Today though, asking about the future is like asking a blind man to describe the shape of a flame. Having never seen it and having no way to touch it, he can only resort to reason and inference. No matter how much information he gathers, he can never succeed because the flame is always dancing in the winds of change.
Predicting even our near future is already impossible. Too many things can change, and change radically. Even when they don't, they may be used in totally unforeseen ways. Suppose, for instance, that you and your friends are on a trek and decide to explore a cave. You are carrying guns to protect yourselves against wild animals but lose all the rest of your equipment in a cave-in. You're trapped underground with only your guns. Do you give up and die?
Some would. But if it happens to enough people, eventually some group will try using their guns in new ways. They might, for example, throw away the guns, dismantle the bullets, and use the gunpowder to blow up the rubble blocking their exit.
That's exactly how evolution works. All living things have various abilities that are finely honed for survival in their normal environment. In a new environment, however, many of those abilities are useless. Sometimes, though, a few of them can be used in slightly different ways and whoever adapts them to the new purpose lives another day. So if explorers habitually frequent caves, they might eventually carry bags of gunpowder instead of guns. Life is make do or die.

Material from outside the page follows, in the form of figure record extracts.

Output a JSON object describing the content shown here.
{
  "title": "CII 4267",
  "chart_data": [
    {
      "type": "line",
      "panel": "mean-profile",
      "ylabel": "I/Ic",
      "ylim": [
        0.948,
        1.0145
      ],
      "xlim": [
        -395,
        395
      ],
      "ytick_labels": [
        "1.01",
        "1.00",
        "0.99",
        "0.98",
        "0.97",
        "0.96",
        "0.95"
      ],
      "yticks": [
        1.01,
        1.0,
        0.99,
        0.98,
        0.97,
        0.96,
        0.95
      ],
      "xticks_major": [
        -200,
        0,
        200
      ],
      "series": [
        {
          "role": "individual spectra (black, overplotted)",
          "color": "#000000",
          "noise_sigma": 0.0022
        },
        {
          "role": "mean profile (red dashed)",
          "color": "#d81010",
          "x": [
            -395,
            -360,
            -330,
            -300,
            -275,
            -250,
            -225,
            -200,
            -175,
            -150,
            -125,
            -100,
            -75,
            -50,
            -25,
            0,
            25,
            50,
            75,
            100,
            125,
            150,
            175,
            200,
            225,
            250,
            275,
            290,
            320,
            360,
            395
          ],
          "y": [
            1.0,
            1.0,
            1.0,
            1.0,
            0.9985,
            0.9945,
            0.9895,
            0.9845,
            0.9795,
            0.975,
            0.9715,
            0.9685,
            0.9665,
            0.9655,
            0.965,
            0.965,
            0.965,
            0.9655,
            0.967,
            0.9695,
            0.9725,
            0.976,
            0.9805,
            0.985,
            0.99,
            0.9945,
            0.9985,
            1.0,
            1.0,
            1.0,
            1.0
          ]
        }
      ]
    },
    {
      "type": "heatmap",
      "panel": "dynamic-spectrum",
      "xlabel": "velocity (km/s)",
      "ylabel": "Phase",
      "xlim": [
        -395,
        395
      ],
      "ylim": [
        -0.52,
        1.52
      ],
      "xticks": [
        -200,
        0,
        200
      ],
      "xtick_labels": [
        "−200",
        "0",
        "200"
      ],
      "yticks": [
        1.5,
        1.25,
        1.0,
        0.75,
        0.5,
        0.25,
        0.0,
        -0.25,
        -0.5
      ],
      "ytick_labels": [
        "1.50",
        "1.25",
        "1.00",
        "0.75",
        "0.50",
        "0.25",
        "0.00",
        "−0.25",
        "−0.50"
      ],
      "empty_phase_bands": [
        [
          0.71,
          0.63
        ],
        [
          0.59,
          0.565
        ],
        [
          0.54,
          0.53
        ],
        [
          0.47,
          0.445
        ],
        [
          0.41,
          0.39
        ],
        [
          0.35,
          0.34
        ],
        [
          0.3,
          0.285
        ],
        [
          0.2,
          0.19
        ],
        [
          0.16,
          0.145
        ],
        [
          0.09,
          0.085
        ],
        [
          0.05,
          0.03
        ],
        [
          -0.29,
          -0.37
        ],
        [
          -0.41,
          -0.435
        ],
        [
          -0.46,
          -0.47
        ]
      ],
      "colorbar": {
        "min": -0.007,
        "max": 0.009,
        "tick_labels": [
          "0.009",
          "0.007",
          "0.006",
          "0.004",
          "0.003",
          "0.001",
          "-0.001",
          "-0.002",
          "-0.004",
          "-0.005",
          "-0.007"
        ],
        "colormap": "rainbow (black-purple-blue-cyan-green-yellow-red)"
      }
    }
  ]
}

Evolution is a continual dance of new technologies for living life, always with too few resources and always with only one penalty for failure---extinction. Each such new technology is largely a chance collection of different abilities---slightly taller trees, slightly deadlier plants, slightly faster zebras---generated by eons of tiny random changes. Technology isn't, therefore, some new thing recently invented by mad scientists to make our lives miserable; it's woven into our bones and blood, into our very existence. Life itself is the ultimate technology.